Two decades later, after a leak in the main bedroom precipitated a whole house makeover, designer Christine Markatos Lowe was tasked with updating everything along with repurposing and rearranging the antique furnishings and collectibles amassed over the years by Ann, who studied decorative arts at Sotheby’s in London before becoming a vintner. “My job was to freshen, edit and curate,” Lowe says.
Noting that “everything was green and dark gold,” the designer’s immediate changes included lighter paint colors, modernized versions of traditional fixtures and swapping dark limestone in the main bathroom for lighter mosaic marbles. “There’s not a single thing that wasn’t reupholstered,” adds Lowe, pointing to the living room where the seat of a caned chair now sports a French linen textile and a vintage footstool cushion touts a woven-leather covering.
In that same room, Lowe designed the sofa, upholstered in a purple velvet with a hushed tone, and swathed a chair in a soft dove print. The pieces, and others throughout the house, take their color cues from an 18th-century stone-topped Swedish tea table turned coffee table that’s defined by shades of gray and lavender. A fire screen replete with steel medallions and bronze accents provides a contemporary complement to the 19th-century limestone fireplace surround from Burgundy.
Following the established palette, existing chairs in the dining room were refreshed with practical pale purple leather (the better to mask wine spills) and a gray patterned fabric. Above, a chandelier features hand-blown green, gold and purple glass beads selected to match the drapes.

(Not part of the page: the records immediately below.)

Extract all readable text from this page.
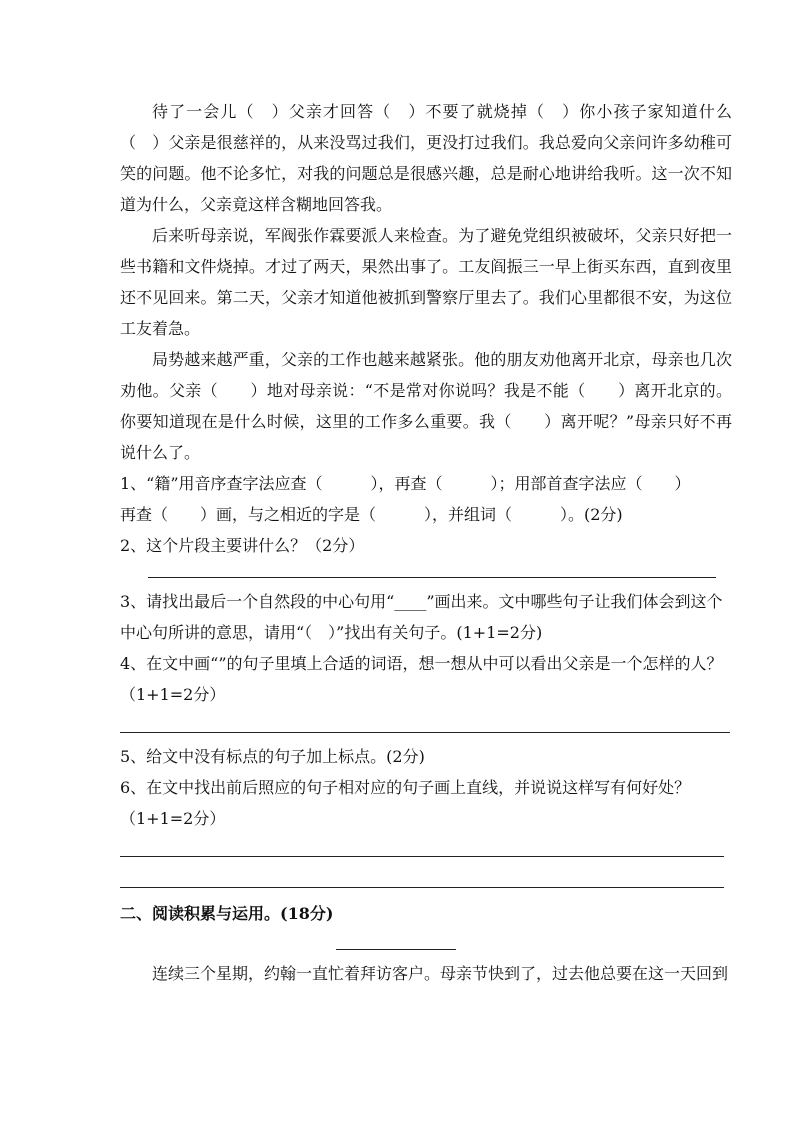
待了一会儿（　）父亲才回答（　）不要了就烧掉（　）你小孩子家知道什么（　）父亲是很慈祥的，从来没骂过我们，更没打过我们。我总爱向父亲问许多幼稚可笑的问题。他不论多忙，对我的问题总是很感兴趣，总是耐心地讲给我听。这一次不知道为什么，父亲竟这样含糊地回答我。

后来听母亲说，军阀张作霖要派人来检查。为了避免党组织被破坏，父亲只好把一些书籍和文件烧掉。才过了两天，果然出事了。工友阎振三一早上街买东西，直到夜里还不见回来。第二天，父亲才知道他被抓到警察厅里去了。我们心里都很不安，为这位工友着急。

局势越来越严重，父亲的工作也越来越紧张。他的朋友劝他离开北京，母亲也几次劝他。父亲（　　）地对母亲说：“不是常对你说吗？我是不能（　　）离开北京的。你要知道现在是什么时候，这里的工作多么重要。我（　　）离开呢？”母亲只好不再说什么了。

1、“籍”用音序查字法应查（　　　），再查（　　　）；用部首查字法应（　　）

再查（　　）画，与之相近的字是（　　　），并组词（　　　）。(2分)

2、这个片段主要讲什么？（2分）

3、请找出最后一个自然段的中心句用“____”画出来。文中哪些句子让我们体会到这个中心句所讲的意思，请用“（　）”找出有关句子。(1+1=2分)

4、在文中画“”的句子里填上合适的词语，想一想从中可以看出父亲是一个怎样的人？（1+1=2分）

5、给文中没有标点的句子加上标点。(2分)

6、在文中找出前后照应的句子相对应的句子画上直线，并说说这样写有何好处？（1+1=2分）

二、阅读积累与运用。(18分)

连续三个星期，约翰一直忙着拜访客户。母亲节快到了，过去他总要在这一天回到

Rearranging was the catchword for the kitchen, where the sink and dishwasher moved from the island to the perimeter of the room, and the island itself was reorganized to provide more functional prep space and accommodate a tea set from the Duchess of Windsor collection. General contractor Mark Davis installed new counters and a pale celadon metallic backsplash tile that runs up to the dormers. When concerns arose about fitting a new range hood in between two cabinets topped with crown molding, Davis came up with the elegant answer of a crisp, fluted appliance. “The space and aesthetics had to be factored in,” he recalls. “We presented several mock-ups until the final solution was developed and the new range hood could be constructed.”
Weather permitting, dinner parties begin outside, where guests can sip wine in the vineyard. Landscape architect Stephen Billings reshaped the property to better suit the owners’ entertaining lifestyle. “There were some stone walls, but they weren’t beautiful, and there were overgrown trees that were badly placed, so we did a lot of editing,” says Billings, who introduced profusions of color in the form of coral bells, penstemon and pink coneflowers. “Now there’s a circumambulatory path the owners take to show guests the property,” he adds. “It’s this dreamy experience where you feel immersed in the garden.”
For Ann everything leads back to that mischievous, but apparently friendly, spirit. “I think Josephine likes what we’ve done with the place,” she remarks good-naturedly, adding, “I’m just honored to have such an important property and be inspired by a great woman in history.